Fernando Ramos
La manipulación política de la denuncia contra Suárez
Del mismo modo que no tengo inconveniente en reconocer que estaba confundido cuando suponía que el rey Juan Carlos era un personaje que merecía gratitud por haber gestionado con notable acierto su participación en el periodo más delicado de la moderna historia del país, digo también que a pesar de su popularidad y de la fama de campechano y cachondo que exhibía Miguel Ángel Revilla, nunca me he fiado de su bonhomía ni he aceptado de buena voluntad sus recitales de populismo cateto. Por alguna razón, siempre supuse que no era trigo todo lo que asomaba en los comportamientos de político atípico mezcla de profesor heterodoxo y montañés zarzuelero que tanto le arreglaron la vida durante su paso por la política sobre todo, en los tiempos finales del periplo a pesar de que ya comenzaban a vérsele las enaguas. Juan Carlos terminó tirando por la ventana el respeto y el cariño que le profesaban diferentes estratos de la sociedad quienes todos juntos, constituían un apreciable, numeroso e interclasista fenómeno de masas que lo perdonaba todo y procuraba mirar para otro lado en la certeza de que el bien que aquel hombre le hacía al país era suficiente para disculpar sus veleidades, tarambanas y estrépitos. Revilla por su parte, representando el cansino papel de pasiego ilustrado experto en aplicar el sentido común en la resolución de problemas aparentemente irresolubles, se pasó de frenada y acabó convertido en una marioneta de sí mismo como aquellos muñegotes televisivos que hacían las delicias del público recién incorporado al reino de las televisiones privadas.
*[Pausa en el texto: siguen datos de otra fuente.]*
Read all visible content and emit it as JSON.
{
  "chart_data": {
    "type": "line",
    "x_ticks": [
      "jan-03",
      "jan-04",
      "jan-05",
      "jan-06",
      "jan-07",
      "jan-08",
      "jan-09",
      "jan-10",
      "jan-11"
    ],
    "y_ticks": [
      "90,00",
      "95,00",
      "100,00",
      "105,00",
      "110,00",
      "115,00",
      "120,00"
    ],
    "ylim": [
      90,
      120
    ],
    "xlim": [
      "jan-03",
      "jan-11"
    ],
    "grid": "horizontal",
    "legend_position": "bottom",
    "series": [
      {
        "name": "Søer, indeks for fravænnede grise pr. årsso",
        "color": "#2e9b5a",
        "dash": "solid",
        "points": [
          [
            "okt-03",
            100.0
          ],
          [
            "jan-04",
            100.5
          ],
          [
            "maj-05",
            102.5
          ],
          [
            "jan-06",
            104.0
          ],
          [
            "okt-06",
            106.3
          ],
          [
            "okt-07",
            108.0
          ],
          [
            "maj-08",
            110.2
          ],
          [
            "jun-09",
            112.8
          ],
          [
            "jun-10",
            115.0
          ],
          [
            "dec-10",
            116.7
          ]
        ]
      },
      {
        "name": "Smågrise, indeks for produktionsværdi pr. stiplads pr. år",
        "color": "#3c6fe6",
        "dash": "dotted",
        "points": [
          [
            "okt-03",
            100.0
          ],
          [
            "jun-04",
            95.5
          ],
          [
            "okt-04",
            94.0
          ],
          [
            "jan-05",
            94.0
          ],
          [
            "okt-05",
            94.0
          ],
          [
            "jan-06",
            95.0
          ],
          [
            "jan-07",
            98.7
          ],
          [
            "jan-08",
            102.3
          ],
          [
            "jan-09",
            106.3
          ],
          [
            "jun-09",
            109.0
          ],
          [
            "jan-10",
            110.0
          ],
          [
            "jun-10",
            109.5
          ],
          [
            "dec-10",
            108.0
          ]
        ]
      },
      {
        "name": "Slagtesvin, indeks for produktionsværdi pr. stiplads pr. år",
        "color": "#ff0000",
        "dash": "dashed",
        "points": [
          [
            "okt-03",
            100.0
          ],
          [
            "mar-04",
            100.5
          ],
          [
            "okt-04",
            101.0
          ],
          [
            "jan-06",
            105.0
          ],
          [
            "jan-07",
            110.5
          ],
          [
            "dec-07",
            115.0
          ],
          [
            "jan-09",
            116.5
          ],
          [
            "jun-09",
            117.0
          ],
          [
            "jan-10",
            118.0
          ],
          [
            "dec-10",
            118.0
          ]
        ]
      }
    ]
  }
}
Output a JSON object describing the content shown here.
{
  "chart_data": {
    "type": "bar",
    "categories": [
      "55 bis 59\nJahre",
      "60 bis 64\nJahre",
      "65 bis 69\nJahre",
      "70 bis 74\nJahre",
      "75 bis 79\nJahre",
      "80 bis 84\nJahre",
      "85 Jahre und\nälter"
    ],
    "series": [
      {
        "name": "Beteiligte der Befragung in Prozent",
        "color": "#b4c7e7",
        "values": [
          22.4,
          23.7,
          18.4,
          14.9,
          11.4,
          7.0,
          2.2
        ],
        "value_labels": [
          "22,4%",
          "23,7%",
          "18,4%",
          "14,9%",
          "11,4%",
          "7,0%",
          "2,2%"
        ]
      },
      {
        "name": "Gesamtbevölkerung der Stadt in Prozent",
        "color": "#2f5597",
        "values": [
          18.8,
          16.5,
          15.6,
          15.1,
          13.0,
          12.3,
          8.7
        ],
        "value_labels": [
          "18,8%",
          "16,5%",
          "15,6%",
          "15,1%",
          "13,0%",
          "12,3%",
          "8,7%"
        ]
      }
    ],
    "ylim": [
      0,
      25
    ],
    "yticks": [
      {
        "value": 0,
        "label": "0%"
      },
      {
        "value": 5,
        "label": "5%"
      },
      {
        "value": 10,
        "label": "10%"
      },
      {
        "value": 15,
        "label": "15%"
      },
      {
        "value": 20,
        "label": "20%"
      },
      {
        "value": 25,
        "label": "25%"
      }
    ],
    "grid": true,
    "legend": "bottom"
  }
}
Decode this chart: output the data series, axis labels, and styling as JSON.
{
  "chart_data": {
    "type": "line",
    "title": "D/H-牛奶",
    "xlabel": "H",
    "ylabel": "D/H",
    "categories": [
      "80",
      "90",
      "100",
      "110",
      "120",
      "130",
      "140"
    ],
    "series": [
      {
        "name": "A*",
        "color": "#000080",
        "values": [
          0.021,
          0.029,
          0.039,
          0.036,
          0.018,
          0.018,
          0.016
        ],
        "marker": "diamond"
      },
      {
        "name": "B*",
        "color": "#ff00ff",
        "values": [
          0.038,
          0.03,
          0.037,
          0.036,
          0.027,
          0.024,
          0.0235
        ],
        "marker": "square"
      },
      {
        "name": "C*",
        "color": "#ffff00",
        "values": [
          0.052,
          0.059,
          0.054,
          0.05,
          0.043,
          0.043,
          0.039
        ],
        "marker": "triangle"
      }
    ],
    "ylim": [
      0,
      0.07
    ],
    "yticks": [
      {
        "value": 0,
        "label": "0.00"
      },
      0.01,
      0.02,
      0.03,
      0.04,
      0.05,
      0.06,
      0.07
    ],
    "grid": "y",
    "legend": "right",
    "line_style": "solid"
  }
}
El comportamiento del Rey emérito no ha sido en modo alguno ejemplar si bien desde aquella desventurada odisea con un elefante de por medio, su prestigio cayó en picado hasta abocarlo a la renuncia, una historia que guarda muchas similitudes con los sucesos que dejaron sin corona a su antepasada la reina Isabel II. Pero el de Revilla tampoco, y no hace falta mas que repasar el comportamiento del profesor cántabro y su supuesta fraternal amistad con el monarca –el jovial encuentro en los urinarios regios, las latas de anchoas de regalo o los macutos de sobaos, las palmadas en la espalda y los achuchones públicos- para calibrar lo poco que había de leal y sincero en aquella camaradería tan estrecha. Puro cinismo y mucho Pablo Motos.